An Icelandic company, with financing from a Canadian company, hopes to mine for gold all over Iceland. One elected official is nonetheless worried about the environmental impact this plan could have.
Kristín Ólafsdóttir is the CEO of Iceland Resources, a company that has marked nine locations around Iceland for exploration of possible gold deposits. One area in particular, Þormóðsdalur in Mosfellsbær, shows the most promise. In fact, Þormóðsdalur was the site of an actual gold mine, run by poet Einar Benediktsson from 1908 to 1925.
“We haven’t actually been able to figure out the size of the resource yet, that’s the reason we’re planning a drill programme, and trying to get it finalised through a planning permit through Mosfellsbær, in cooperation with them,” Kristín told us, adding that her company hopes to begin exploration this summer.
Cooperation from Mosfellsbær may be difficult, to say the least. Grapevine contacted Mosfellsbær town councilperson and Planning Committee vice chair Bjarki Bjarnason for his take on the idea. Bjarki told us that his committee has twice rejected the application for exploratory drilling in Þormóðsdalur as it was at odds with the general planning policy of Mosfellsbær.

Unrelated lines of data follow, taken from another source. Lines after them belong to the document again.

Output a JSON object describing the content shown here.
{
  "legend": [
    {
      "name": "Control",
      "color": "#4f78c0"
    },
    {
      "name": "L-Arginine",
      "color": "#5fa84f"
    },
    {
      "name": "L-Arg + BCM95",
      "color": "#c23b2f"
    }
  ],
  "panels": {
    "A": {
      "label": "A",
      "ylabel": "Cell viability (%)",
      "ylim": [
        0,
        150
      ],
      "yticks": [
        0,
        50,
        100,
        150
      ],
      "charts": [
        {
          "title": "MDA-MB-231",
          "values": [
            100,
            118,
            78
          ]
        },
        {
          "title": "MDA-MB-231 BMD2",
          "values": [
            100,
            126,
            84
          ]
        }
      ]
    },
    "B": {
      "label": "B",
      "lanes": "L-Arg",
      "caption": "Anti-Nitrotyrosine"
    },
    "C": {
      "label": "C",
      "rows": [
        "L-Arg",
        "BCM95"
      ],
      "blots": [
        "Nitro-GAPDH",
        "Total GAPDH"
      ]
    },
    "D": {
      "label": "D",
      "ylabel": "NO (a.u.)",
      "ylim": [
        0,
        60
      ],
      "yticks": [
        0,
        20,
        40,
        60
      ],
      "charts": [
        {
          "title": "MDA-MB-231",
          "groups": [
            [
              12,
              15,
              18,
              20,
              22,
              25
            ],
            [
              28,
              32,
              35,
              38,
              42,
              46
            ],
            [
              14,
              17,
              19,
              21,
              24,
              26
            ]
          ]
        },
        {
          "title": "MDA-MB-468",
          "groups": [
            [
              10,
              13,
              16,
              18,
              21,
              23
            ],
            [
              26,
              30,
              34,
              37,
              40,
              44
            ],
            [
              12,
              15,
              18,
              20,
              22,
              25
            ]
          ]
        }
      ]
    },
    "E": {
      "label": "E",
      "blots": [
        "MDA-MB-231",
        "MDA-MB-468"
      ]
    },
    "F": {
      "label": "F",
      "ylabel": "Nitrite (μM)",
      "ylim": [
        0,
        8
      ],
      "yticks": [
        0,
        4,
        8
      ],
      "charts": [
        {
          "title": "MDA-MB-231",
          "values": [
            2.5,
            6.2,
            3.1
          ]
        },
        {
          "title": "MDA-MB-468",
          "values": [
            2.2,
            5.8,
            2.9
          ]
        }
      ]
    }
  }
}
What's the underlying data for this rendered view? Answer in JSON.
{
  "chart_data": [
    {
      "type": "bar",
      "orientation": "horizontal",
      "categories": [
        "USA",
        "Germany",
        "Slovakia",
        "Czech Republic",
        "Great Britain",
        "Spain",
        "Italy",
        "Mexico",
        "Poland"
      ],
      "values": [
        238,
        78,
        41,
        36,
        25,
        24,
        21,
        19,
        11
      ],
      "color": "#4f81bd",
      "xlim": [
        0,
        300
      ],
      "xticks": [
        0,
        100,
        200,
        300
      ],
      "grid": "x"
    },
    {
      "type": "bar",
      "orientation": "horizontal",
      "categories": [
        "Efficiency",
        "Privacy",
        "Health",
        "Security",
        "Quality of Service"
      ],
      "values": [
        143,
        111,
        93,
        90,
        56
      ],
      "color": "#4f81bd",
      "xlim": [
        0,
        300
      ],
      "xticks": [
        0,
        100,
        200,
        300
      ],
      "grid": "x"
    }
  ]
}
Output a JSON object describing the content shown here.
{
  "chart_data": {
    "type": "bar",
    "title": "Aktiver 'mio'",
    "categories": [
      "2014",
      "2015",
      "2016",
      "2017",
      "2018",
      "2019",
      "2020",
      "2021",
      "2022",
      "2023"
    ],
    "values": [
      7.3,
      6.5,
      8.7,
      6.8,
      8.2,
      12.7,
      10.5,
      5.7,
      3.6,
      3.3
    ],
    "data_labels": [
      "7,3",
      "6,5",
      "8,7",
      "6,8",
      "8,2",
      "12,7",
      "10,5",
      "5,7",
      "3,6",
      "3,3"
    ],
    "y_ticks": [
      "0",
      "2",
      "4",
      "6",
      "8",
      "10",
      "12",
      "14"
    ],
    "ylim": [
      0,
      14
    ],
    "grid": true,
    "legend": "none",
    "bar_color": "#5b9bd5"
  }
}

“Town council confirmed this opinion on both occasions so it is not likely this permit will be granted,” he told us. “Personally, I am against gold exploration in Þormóðsdalur, both because it doesn’t fit with our planning policy, and also because of the environmental impact it brings with it.”
However, Mark Billings, the CEO of St-Georges Platinum and Base Metals Ltd., a Canadian company which owns a 60% stake in Iceland Resources, insists his company practices “eco-mining.” He also described the difficulties with local authorities as “par for the course,” adding that it reminded him of “negotiations St-Georges had on other projects with Canadian First Nation tribal councils.”
All this said, whether or not even gold exploration will take place this summer—especially given the absolute statements of Mosfellsbær’s vice chair of planning—still remains uncertain.